007

Kana mengernyitkan dahinya, mempertajam pendengarannya.

Dia mendengar sebuah tangisan tak jauh dari tempatnya berdiri. Iya, meski Tuhan tidak memberinya kesempatan untuk melihat tetapi dia diberi anugerah dengan indra yang lain yang lebih peka.

Dia melangkahkan kakinya dengan hati-hati. Kana memang sengaja tak memakai tongkat agar dia tidak dikasihani orang lain.

Dia menggerakkan tangannya dan tak sengaja mengenai seseorang.

Orang yang merasakan sentuhan tangan Kana menghapus air matanya dan berbalik.

“Loh? Lo cewek yang kemaren gue serempet kan?” Tanya orang itu.

Kana tersenyum, dia mengenali suara itu.

“Iya, kamu ngapain disini?” Kana melangkah memutari bangku taman dan duduk disebelah Juan. Ya, dia adalah Juan.

“Cari angin.” Jawab Juan singkat.

Tiba-tiba tangan Kana terangkat meraih pipi Juan.

Jari lentiknya mengusap beberapa kali disana. “Bohong, kamu nangis kan?” Cercah Kana saat merasakan pipi Juan yang basah karena bekas air mata.

Juan mengerjap, menatap mata coklat milik Kana yang terlihat sangat indah meski dengan kekosongan yang terlihat disana.

Juan menghela napas, menurunkan tangan Kana.

“Eh maaf, aku ga bermaksud lancang.” Gadis itu menunduk bersalah.

“Gapapa, gue agak kaget aja. Baru kali ini gue ketauan nangis sama orang.”

Hati Kana mengenyuh. “Kamu ada masalah?”

Juan menggeleng. “Gapapa.”

Kana tersenyum, dia paham. Lelaki di sampingnya ini pasti tidak percaya untuk mengeluh kepada orang baru yang tiba-tiba saja bertanya perihal masalah yang dialaminya.

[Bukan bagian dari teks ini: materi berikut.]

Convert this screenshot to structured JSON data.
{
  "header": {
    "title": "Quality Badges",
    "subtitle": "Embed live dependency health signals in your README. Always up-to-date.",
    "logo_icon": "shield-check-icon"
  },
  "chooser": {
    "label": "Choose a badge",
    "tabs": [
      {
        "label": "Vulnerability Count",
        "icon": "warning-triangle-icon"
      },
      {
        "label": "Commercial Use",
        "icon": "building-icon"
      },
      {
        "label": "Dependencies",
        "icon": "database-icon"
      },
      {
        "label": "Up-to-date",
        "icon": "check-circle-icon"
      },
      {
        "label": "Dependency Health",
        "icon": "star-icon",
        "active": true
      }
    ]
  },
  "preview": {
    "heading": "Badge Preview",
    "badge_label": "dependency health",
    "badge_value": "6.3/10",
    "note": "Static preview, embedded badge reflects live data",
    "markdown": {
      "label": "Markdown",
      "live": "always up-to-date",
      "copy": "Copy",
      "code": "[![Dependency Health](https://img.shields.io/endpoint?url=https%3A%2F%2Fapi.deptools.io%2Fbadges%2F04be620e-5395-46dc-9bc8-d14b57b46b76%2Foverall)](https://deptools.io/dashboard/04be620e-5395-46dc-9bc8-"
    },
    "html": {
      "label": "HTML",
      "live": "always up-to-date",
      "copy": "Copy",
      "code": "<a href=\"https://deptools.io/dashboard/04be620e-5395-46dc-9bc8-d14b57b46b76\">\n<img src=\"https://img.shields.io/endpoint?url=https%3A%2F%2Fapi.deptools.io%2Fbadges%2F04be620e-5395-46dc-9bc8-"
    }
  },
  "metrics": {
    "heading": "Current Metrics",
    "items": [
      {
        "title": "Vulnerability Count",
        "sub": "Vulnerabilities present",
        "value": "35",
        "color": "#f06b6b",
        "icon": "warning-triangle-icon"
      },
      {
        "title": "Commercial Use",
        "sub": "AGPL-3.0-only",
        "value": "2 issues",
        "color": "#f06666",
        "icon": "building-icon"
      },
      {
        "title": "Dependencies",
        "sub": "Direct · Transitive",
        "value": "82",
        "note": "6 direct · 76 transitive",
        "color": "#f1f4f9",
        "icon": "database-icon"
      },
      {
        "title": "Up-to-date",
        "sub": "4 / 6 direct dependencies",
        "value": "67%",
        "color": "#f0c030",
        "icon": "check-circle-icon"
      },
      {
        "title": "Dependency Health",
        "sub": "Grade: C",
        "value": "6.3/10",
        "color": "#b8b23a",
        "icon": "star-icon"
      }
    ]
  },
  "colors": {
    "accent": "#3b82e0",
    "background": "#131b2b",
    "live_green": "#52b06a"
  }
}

“Apapun itu, kamu pasti bisa lewatinnya. Percaya deh, akan selalu ada hikmah dibalik semua yang terjadi. Everything happens with a reason.” Ucap Kana dengan sebuah senyuman.

Setelah bertahun-tahun mama Juan pergi akhirnya dia melihat lagi sebuah senyuman tulus yang menenangkan hatinya.

“Ohiya, gue Juan. Juan Ivander.” Tangan Juan terulur.

“Aku Kanaya Belvana, panggil Kana aja.” Jawab Kanaya masih dengan senyuman di wajah cantiknya.

Juan memiringkan kepalanya, menarik tangannya yang tadi menunggu sambutan dari tangan gadis itu. Dia lagi-lagi lupa bahwa Kanaya tidak bisa melihat.

“Lo ngapain disini?”

“Aku emang sering kesini kalau sore, kamu nyerempet aku kemaren kan disini juga.” Kana terkekeh mengingat kejadian beberapa hari yang lalu.

Juan meringis. “Sorry.”

Kana tertawa. “Gapapa kok.”

Lagi, Juan terpaku melihat tawa Kanaya. Bagaimana bisa gadis itu bisa tersenyum dan tertawa tanpa beban bahkan saat keadaannya yang seperti sekarang?

Juan penasaran, pernahkah gadis itu mengeluh dan merasa lelah hingga rasanya ingin menyerah dengan kehidupan?

Apakah setiap malam Kana menangisi kehidupan tidak adil yang diberikan Tuhan kepadanya?

Juan merasa kecil di dekat gadis ini.

“Kamu ini, anak sekolah ya?” Tanya Kana.

Juan mengangguk dengan spontan. “I-iya, SMA.”

“Seru pasti ketemu orang sebaya kamu.”

Juan tersenyum. Engga juga.

“Eh udah hampir gelap, gue anterin balik ya?”

“Gapapa? Ga ngerepotin kan?”

“Engga.”

Kana kembali tersenyum. “Yaudah, makasih ya Juan.”